Geschiedenis
Arabische wereld
De Aloë vera-plant komt oorspronkelijk uit Afrika, met name het Arabische schiereiland. De generieke naam Aloë komt van de Arabische term alloeh, wat heldere en bittere substantie betekent. Het wordt ook aloë vera genoemd; Deze en andere varianten zijn te wijten aan de vervorming van het Arabische woord Çabila, wat doornige plant betekent.
Zij waren de eersten die de plant op de markt brachten. Ze haalden het vruchtvlees eruit met behulp van houten persen of door zelf op de bladeren te trappen, op een vergelijkbare manier als bij het verkrijgen van wijn.
Daarna lieten ze het drogen in de zon en werd de gel vermalen tot poeder, waardoor het makkelijker op de markt te brengen was. Hierdoor werd Aloë Vera in de 6e eeuw voor Christus al geëxporteerd naar Perzië en India.
Egypte
Omdat het cosmetische eigenschappen bevat, gebruikten Cleopatra en Nefertiti het sap van de plant voor hun dagelijkse schoonheidsrituelen. Het werd ook door priesters gebruikt bij het balsemen van de farao’s, bij Egyptische begrafenisrituelen. Onder de oude Egyptenaren stond het bekend als de plant van onsterfelijkheid.

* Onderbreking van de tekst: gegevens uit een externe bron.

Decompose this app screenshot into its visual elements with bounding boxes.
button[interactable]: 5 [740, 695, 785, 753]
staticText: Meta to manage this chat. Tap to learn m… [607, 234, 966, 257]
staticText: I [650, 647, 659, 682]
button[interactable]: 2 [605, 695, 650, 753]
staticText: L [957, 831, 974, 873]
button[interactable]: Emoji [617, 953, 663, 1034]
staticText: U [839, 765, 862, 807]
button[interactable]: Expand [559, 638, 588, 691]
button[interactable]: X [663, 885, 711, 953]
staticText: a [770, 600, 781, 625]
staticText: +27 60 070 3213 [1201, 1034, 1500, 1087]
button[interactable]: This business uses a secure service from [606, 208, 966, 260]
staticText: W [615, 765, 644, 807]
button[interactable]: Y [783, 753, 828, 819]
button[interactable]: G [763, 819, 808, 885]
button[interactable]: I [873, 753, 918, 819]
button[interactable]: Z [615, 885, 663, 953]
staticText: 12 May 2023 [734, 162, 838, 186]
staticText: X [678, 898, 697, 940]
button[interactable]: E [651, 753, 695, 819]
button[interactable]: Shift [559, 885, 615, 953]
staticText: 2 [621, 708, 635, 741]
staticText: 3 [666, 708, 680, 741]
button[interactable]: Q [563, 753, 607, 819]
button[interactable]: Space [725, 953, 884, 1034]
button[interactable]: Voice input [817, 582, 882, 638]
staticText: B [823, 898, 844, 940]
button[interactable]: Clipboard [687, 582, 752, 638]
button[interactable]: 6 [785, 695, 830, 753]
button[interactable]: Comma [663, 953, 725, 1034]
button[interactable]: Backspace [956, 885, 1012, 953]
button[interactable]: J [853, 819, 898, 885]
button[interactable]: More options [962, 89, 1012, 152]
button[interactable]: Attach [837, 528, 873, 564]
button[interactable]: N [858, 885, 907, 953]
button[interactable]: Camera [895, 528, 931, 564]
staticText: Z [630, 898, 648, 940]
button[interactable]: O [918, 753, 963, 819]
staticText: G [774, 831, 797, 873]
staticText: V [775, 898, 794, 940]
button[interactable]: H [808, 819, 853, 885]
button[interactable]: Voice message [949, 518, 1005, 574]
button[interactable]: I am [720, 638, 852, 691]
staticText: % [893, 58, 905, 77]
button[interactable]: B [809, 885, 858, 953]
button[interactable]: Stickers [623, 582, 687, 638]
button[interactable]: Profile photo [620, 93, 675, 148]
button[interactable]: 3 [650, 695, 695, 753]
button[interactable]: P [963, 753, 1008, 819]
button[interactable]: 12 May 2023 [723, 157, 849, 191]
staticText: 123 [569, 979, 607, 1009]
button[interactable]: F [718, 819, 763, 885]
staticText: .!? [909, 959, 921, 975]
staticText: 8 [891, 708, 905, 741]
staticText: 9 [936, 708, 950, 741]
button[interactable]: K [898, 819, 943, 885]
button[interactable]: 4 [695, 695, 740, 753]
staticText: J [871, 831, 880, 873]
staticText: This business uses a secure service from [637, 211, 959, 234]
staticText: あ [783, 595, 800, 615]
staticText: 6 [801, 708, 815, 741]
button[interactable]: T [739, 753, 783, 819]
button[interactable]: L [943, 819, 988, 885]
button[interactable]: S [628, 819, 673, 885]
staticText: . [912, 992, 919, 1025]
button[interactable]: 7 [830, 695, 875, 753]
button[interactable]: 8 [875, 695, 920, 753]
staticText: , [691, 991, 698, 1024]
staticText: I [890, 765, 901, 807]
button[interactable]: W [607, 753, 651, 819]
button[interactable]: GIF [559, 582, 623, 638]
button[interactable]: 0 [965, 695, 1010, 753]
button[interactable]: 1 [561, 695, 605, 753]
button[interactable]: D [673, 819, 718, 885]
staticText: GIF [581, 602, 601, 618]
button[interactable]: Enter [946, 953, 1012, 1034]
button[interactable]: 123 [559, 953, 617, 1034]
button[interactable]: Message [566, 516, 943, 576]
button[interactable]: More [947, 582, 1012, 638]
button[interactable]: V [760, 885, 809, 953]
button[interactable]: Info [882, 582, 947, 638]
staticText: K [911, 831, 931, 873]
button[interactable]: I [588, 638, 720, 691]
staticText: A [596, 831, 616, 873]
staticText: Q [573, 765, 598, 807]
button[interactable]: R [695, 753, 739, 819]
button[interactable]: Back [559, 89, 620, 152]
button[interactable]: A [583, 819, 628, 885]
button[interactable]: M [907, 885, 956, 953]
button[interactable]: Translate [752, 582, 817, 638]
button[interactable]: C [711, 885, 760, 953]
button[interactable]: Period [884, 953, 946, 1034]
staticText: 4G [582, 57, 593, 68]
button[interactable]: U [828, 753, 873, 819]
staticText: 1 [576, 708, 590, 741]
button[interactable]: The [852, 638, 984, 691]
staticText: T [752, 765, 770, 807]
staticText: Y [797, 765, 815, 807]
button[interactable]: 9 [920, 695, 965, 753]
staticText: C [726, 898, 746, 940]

In de Ebers-papyrus, of ‘Boek der Remedies’, een Egyptische verhandeling over geneeskunde uit de 15e eeuw voor Christus, bewaard in Leipzig, worden meer dan een dozijn remedies gemaakt met aloë vera gedetailleerd beschreven.
Griekenland
Hippocrates vertelt over de geneeskrachtige eigenschappen ervan.
Volgens de legende gebruikte Alexander de Grote, gewond door een pijl tijdens het beleg van Gaza, een mengsel met Aloë Vera om zijn wond te genezen. Omdat hij gefascineerd was door de genezende krachten van de plant, besloot hij Socotra te veroveren, een eiland waar de oogst van Aloë vera overvloedig aanwezig was.
Rome
De Romeinen ontdekten de plant tijdens de Punische oorlogen en waren gefascineerd door de genezende kracht ervan op de littekens van krijgers.
Tijdens het mandaat van keizer Nero vertelde zijn arts Dioscorides in zijn verhandeling De Materia Medica over het historische gebruik van zo’n 600 geneeskrachtige planten, waaronder een van zijn favorieten, Aloë Vera. Hij beschouwde de plant als ideaal voor de behandeling van ziekten en kwalen, bekend om zijn anticoagulerende kracht van bloed uit wonden en om zijn genezende eigenschappen.
Verre Oosten
De Chinezen waren de eersten die de plant voor medicinale doeleinden gebruikten. In Japan smeerden samoerai de gel van de plant op zichzelf om kwade geesten af te weren en onsterfelijkheid te bereiken.
Spanje
Tijdens de 16e eeuw verzamelden Spaanse jezuïetenmonniken wilde aloë vera en verspreidden deze naar gebieden waar deze nog niet werd verbouwd. De Maya-indianen noemden het sap van deze woestijnplant de ‘Fontein van de Jeugd’ en gebruikten het ook als insectenwerend middel op hout en andere materialen die kwetsbaar zijn voor insectenschade.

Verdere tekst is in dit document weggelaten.